In this book, those who are familiar with Western Astrology can go straight to the second part, which describes the Astrological Theory of the 13 Signs of the Zodiac. The first part principally describes uranographic coordinate systems, and subsequently the methodology of Western Astrologers, critiquing and analyzing the nature of the problem created by their theoretical foundations.
Part 1
Western Astrology
Chapter 1
Fundamentals of Uranography and Astrology
In order to gain further insight into the concepts of Astrology, first of all we must have an understanding of the position and shape of the celestial sphere and the coordinates we employ to measure the positions of celestial bodies.
The key factor to be taken into account is the shape of the sky above us. We regard it as being spherical, irrespective of the distance between any of the celestial bodies: planets, satellites and galaxies. We therefore assume that our Earth (being nearly spherical) is contained within another sphere and that all stellar objects are located on the latter (see Figure 1-1 on the following page).
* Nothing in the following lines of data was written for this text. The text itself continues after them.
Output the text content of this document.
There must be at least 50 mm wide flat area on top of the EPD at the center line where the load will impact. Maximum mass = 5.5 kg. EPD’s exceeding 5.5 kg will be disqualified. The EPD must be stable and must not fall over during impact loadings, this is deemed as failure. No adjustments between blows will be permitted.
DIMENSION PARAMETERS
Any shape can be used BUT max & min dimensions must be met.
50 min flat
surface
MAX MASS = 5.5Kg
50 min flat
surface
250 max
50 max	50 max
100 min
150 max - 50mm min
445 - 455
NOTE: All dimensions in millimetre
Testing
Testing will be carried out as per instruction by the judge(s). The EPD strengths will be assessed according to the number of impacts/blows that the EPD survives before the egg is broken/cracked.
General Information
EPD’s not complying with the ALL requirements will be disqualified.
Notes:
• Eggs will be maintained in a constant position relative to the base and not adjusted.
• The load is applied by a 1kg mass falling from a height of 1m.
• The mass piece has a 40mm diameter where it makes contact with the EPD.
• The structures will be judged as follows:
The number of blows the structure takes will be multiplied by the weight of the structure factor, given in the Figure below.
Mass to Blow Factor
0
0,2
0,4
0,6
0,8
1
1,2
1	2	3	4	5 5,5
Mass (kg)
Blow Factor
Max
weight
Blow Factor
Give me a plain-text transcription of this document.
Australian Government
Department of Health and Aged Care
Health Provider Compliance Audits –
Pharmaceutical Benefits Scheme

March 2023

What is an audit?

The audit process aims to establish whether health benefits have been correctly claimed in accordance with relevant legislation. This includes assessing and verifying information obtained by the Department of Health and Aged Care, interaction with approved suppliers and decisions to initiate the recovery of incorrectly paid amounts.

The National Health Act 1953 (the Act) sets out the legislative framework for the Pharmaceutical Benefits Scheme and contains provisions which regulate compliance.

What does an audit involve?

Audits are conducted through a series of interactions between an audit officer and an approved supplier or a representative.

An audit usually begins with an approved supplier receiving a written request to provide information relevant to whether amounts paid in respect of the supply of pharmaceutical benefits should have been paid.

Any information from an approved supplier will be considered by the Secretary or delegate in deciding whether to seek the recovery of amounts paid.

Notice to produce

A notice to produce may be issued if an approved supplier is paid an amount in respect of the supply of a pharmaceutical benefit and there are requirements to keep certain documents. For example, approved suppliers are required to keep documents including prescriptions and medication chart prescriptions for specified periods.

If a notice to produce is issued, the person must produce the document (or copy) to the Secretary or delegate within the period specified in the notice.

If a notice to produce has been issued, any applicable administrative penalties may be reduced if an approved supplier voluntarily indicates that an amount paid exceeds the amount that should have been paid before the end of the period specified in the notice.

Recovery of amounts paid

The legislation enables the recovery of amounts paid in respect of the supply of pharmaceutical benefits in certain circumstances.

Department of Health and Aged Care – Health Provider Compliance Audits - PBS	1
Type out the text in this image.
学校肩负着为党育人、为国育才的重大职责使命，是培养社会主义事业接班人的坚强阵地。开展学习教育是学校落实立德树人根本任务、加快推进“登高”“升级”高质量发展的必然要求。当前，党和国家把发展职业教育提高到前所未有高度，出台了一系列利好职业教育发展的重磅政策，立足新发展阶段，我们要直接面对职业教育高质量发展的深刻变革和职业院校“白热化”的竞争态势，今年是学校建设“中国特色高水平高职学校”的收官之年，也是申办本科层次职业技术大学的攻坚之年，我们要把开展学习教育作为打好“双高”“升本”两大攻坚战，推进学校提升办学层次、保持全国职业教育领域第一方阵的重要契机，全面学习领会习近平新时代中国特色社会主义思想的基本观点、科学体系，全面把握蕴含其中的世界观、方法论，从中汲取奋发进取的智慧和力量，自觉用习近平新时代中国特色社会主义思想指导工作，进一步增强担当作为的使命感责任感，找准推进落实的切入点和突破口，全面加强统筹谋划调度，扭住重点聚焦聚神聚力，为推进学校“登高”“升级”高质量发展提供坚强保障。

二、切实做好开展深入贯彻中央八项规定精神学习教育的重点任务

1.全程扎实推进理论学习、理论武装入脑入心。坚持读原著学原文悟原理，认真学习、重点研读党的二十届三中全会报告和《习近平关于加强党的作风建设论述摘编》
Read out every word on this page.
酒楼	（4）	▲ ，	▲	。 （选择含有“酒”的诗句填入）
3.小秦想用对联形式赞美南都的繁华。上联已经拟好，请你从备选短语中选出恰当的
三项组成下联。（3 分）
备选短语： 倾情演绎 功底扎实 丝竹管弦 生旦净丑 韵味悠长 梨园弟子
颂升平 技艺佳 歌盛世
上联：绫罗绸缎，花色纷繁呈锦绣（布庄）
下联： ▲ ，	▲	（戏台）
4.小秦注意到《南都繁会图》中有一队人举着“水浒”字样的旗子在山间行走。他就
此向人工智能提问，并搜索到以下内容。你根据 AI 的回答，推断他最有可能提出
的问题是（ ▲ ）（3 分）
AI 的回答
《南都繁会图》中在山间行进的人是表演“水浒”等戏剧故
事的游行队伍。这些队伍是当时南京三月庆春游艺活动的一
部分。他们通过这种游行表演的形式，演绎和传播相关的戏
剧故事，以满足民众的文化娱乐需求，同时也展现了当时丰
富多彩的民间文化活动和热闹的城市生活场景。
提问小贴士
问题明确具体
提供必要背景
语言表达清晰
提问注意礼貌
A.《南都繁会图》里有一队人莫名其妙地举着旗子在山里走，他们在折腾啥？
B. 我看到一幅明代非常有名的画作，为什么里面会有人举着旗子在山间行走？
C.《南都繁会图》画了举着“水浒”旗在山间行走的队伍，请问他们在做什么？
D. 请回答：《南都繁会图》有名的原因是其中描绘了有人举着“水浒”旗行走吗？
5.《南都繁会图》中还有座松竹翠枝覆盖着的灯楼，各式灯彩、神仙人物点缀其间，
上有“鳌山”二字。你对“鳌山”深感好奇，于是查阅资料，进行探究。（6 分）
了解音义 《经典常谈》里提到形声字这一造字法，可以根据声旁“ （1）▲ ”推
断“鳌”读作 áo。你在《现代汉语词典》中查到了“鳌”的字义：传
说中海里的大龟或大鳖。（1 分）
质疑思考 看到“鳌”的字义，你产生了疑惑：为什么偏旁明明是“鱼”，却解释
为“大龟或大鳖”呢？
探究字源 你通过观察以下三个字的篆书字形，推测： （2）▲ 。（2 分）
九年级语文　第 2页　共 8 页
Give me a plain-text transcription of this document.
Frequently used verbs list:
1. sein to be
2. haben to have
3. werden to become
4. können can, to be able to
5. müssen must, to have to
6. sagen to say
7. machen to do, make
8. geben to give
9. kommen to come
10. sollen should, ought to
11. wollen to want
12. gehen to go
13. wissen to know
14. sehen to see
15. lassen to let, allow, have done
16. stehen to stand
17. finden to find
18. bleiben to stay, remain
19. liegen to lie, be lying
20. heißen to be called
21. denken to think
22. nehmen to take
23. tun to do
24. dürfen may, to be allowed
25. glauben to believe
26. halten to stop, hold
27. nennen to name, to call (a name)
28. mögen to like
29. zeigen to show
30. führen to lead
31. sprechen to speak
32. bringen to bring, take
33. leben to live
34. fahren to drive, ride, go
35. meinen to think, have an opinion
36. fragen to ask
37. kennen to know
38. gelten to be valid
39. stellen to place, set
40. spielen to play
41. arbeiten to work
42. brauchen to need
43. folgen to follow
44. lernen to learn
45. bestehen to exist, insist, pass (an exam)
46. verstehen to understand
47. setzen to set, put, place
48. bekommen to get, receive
If the plane defined by the Earth’s Equator is extended outwards, it will intersect the celestial sphere and define another circle: the Celestial Equator. If we imagine the rotational axis of the Earth to extend outwards into space then the point at which this extension will penetrate the celestial sphere is at the tail end of Ursa Minor, beside the star known as the pole star (the North Celestial Pole, shown in the figure).

Figure 1-1: Precession of the equinoxes (point ‘γ’). This diagram shows the location of point γ (Vernal Equinox). The Earth’s axis moves in the same way as the axis of a spinning top, in a cycle which spans a precessional period of 25,920 years. Drawing by V. Kanatas based on NASA images of the Earth and the Sun.
Similar to the Earth’s latitude and longitude are the Declination and Right Ascension in the celestial sphere. However, there is no fixed point of reference in the sky similar to that of Greenwich on Earth. We therefore employ a point on the Celestial Equator called the ‘γ’ point.